D'écluse en écluse : Régis

Notre réseau possède encore, et c'est heureux, un bon nombre d'éclusiers qui, en plus d'être consciencieux, sont autant de personnages attachants. En voici un, Régis, le lorrain qui a roulé sa bosse du nord au sud.

 Régis, portrait

  
         Pour celui qui navigue, la figure emblématique de l'éclusier fait partie du décor, à tel point qu'il peut en oublier que derrière la fonction, il y a une personne riche de tout un vécu et de toute une épaisseur humaine. Ce vécu et cette épaisseur, c'est en allant à la rencontre de ces gens souvent aussi modestes que chaleureux, que nous pouvons les appréhender, et nous découvrons alors bien souvent une richesse de coeur insoupçonnée.

De naissance
Beaucoup d'éclusiers le deviennent par concours. D'autres le sont de naissance. Régis appartient à cette seconde catégorie, pour qui le canal et l'écluse font quasiment partie de la famille. C'est ainsi qu'en 1959, Hubert et Marguerite Lemé, qui tiennent l'écluse n°35 de Longeville-en-Barrois, sur le canal de la Marne au Rhin, accueillent avec joie la naissance du petit Régis.

Naissance de Régis


Mais celui-ci n'a guère le temps de se forger des souvenirs à cet endroit : un an après, papa Lemé est muté à la 23, à Ligny-en-Barrois. Régis y passera toute son enfance, et dès 7 ans, le gamin aide son paternel à tourner les manivelles.

La 23

La "23" à Ligny-en-Barrois. (coll. perso Régis Lemé)

Hivers lorrains
"Là-bas, c'est la Lorraine, le nord-est, et les hivers sont longs et durs. Les glaces bloquaient parfois les bateaux jusqu'à trois mois à l'écluse. Mes parents aidaient les mariniers autant que possible pour les courses, le médecin, le ravitaillement… Ma mère savait faire les piqûres, et elle en a souvent fait aux mariniers malades, elle leur prodiguait des soins médicaux : on était loin  de tout."
Alors, galère, ces années d'enfance sur le Marne-Rhin ? "Non, pas du tout. Certes, c'était parfois rude, mais il y avait de nombreux moments de bonheur. On était tous réunis dans les moments difficiles, solidaires, et on se serrait les coudes, on s'entre-aidait. Il régnait une ambiance très conviviale sur le canal, au plus profond de l'hiver."
"Convivialité, solidarité", les mots sont lâchés. Ceux-ci, nous le verrons, deviendront la ligne de conduite de Régis, sa philosophie.
"Une année, on a eu un hiver tellement rude que le canal était pris sur 40 cm ! Un voisin a pu le traverser avec sa 4cv ! Fallait jouer de la hache à glace, mais 40 cm, tu imagines !..."
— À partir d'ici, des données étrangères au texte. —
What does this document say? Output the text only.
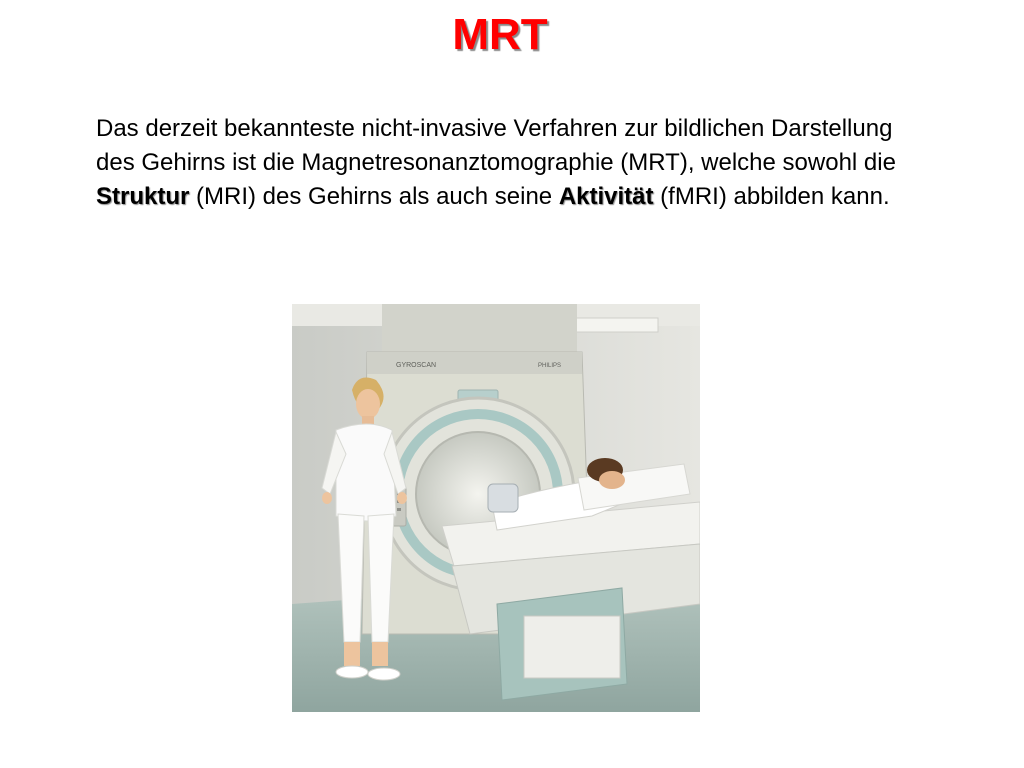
MRT
Das derzeit bekannteste nicht-invasive Verfahren zur bildlichen Darstellung des Gehirns ist die Magnetresonanztomographie (MRT), welche sowohl die Struktur (MRI) des Gehirns als auch seine Aktivität (fMRI) abbilden kann.
GYROSCAN	PHILIPS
La "23" sous la neige. (coll. perso Régis Lemé)

La vie du canal
"Le jeudi, y'avait pas classe en ce temps-là. Je montais sur le locotracteur sur rails jusqu'à l'écluse suivante, où le machiniste troquait "son" bateau pour en prendre un autre en remorque en sens inverse. Tu penses bien que pour le gamin que j'étais, ça valait tous les jeux du monde ! Je le revois encore, ce machiniste, avec sa besace où il rangeait son casse-croûte… Il y avait aussi une attraction, "Le Coq", un vieux bateau tractionné avec une demi-marquise ouverte derrière et, bien sûr, une barre franche. Il travaillait localement en effectuant quelques voyages de céréales dans la région, et il était parfois sollicité pour des tournages de films. Souvent aussi, il y avait quelques mots un peu vifs entre les éclusiers et les mariniers à propos de l'heure d'ouverture des écluses, fixée à 6 h 30. Pour les premiers, c'était le début du travail, la préparation de l'écluse, alors que les seconds l'interprétaient comme "6 h 30, bateau dans l'écluse", ils n'étaient jamais d'accord ! "

CPA Ligny

Le canal à Ligny (carte postale ancienne, coll. perso Régis Lemé)


À 16 ans et demi, Régis, mû par un besoin de changer d'air, s'engage dans l'armée. Il fait l'école des sous-officiers de Saint-Maixent dans les Deux-Sèvres, puis part à Poitiers, Verdun et Montpellier. Il finit à Montlouis, près de Font-Romeu et quitte l'armée en 1981 avec le grade de sergent.

Dilemme…
Rendu à la vie civile, Régis suit une formation pour être soudeur et obtient son diplôme d'OP1. "Et va savoir pourquoi, je passe en même temps un concours des services navigation et je le réussis. Alors se pose à moi un dilemme pas possible : d'un côté on me propose un poste de soudeur sur roulements de trains à Vitry-sur-Seine, et de l'autre côté, il y a un poste d'éclusier devine où ? À la 23 de Ligny-en-Barrois, l'écluse des parents ! C'est pour moi soit Paris avec un bon salaire, soit le retour aux sources à Ligny, où je serais auxiliaire pendant un an avant d'être titularisé. J'ai 15 jours pour faire mon choix ! Bien sûr, je choisis finalement l'écluse, et prend mon poste le 1er juin 1982."
Vers 1983, lâchée par les pouvoirs publics, la batellerie entre dans une ère difficile. Devant le trafic qui décline, on procède aux premiers essais d'accompagnement des bateaux. Régis demande alors le poste fixe de l'écluse n°59 de Sermaize-les-Bains, puis, en 1987, il est agent d'exploitation, partagé entre l'entretien et la gestion de plusieurs écluses en itinérant. Logé avec sa femme et ses trois premiers enfants dans une écluse automatique à Einville-au-Jard, Régis se porte volontaire pour piloter le brise-glace, de jour comme de nuit. Celui-ci est ravitaillé en gazole au fur et à mesure par un camion qui l'accompagne.

Brise-glace

Le journal de l'époque relate le travail du brise-glace (coll. perso Régis Lemé)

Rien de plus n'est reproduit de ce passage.